In general, overabundance of glutamate and low levels of GABA can lead to an anxiety response, with many underlying mechanisms and areas involved that are responsible for this happening. As I learned while conducting research for the course, one of these mechanisms involve GABAergic signaling in the amygdala; these circuits normally work to inhibit the amygdala’s interaction with stress, but chronic stress may cause the networks to reduce, lowering amount of inhibition and increasing anxiety as a result. Overexpression of glutamate is thought to contribute to many other disorders as well, such as autism spectrum disorder and schizophrenia, while underexpression has been indicated in obsessive-compulsive disorder. Another type of imbalance between orexigenic and anorexigenic peptides can promote metabolic syndrome, essentially increasing food intake while decreasing energy expenditure.
In attempt to resolve certain disruptions to homeostasis, the brain can implement compensatory mechanisms that counteract the disruption. Behavioral tolerance after consistent drug use is an example of this; through dopamine-mediated pairing of stimuli, the brain implements effects opposite of the drug when exposed to the associated cue, and this process can contribute to drug overdose and relapse. Compensatory mechanisms can even be seen after Traumatic Brain Injury, where ionic pumps shift into overdrive and cause hyperglycolysis in an effort to restore ionic and cellular homeostasis that were disturbed from the initial biomechanical blow to the head.

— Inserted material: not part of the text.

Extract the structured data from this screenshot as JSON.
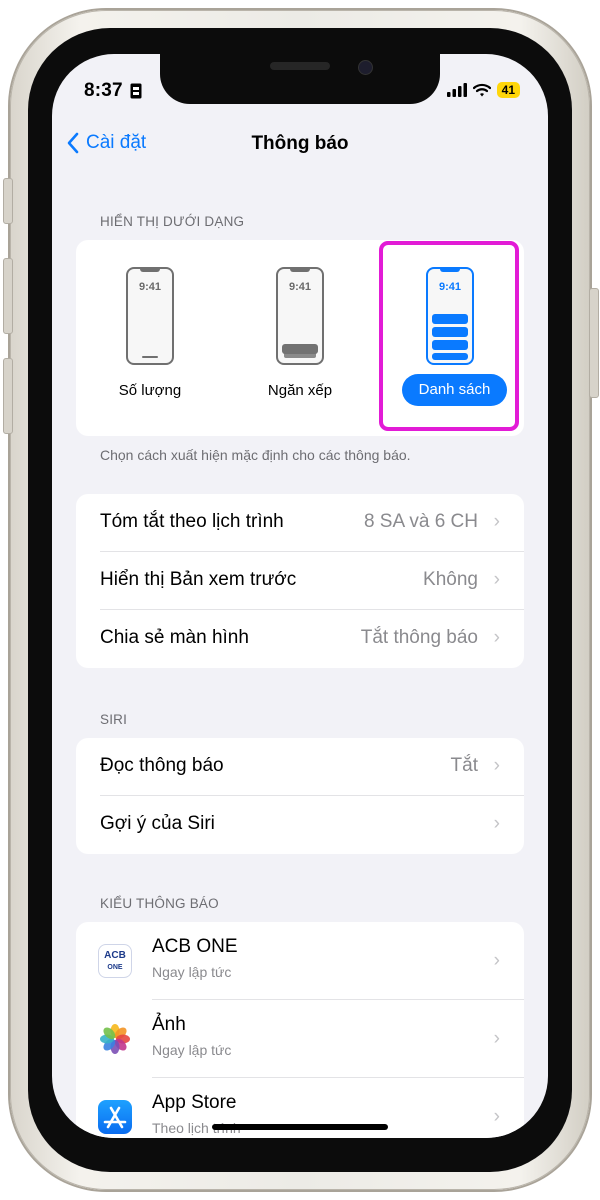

While these connections may seem a bit out of context as a whole, balance has always been a significant challenge in my own life, and as a result it has become a major value. More than just juggling everyday priorities, I’m still figuring out how to manage my own levels of excitation and inhibition. Without constant and consistent effort, I quickly fall into patterns that only harm myself and perpetuate a cycle of dysregulation that can be extremely difficult to break out of. I would guess that in some way or another, many people can relate to this feeling of being out of control when it comes to regulating themselves or their lives.
Of course, the etiology of these disorders are more complex than ‘imbalances in the brain’, as the common rhetoric often goes, but understanding that they can stem from impairments to our brain’s mechanisms for maintaining balance can ultimately help remove stigma and blame from the individual. Especially for conditions such as metabolic disorder, where many people have essentially been told that their struggles are completely due to their actions, learning the physiological reasons for what they are dealing with might actually allow them to find ways forward through education and empowerment.
Considering that many mental health and neurological disorders involve an aspect of difficulties with self-regulation on a behavioral level as well as a physiological one, treatment plans may often benefit from a multi-dimensional approach. To me, this stresses the importance of integrating the psychological and neurological fields as much as possible; as someone who is interested in a mental-health related career, I intend to do just that, equipped with the skills I’ve gained from our Neurochemistry course.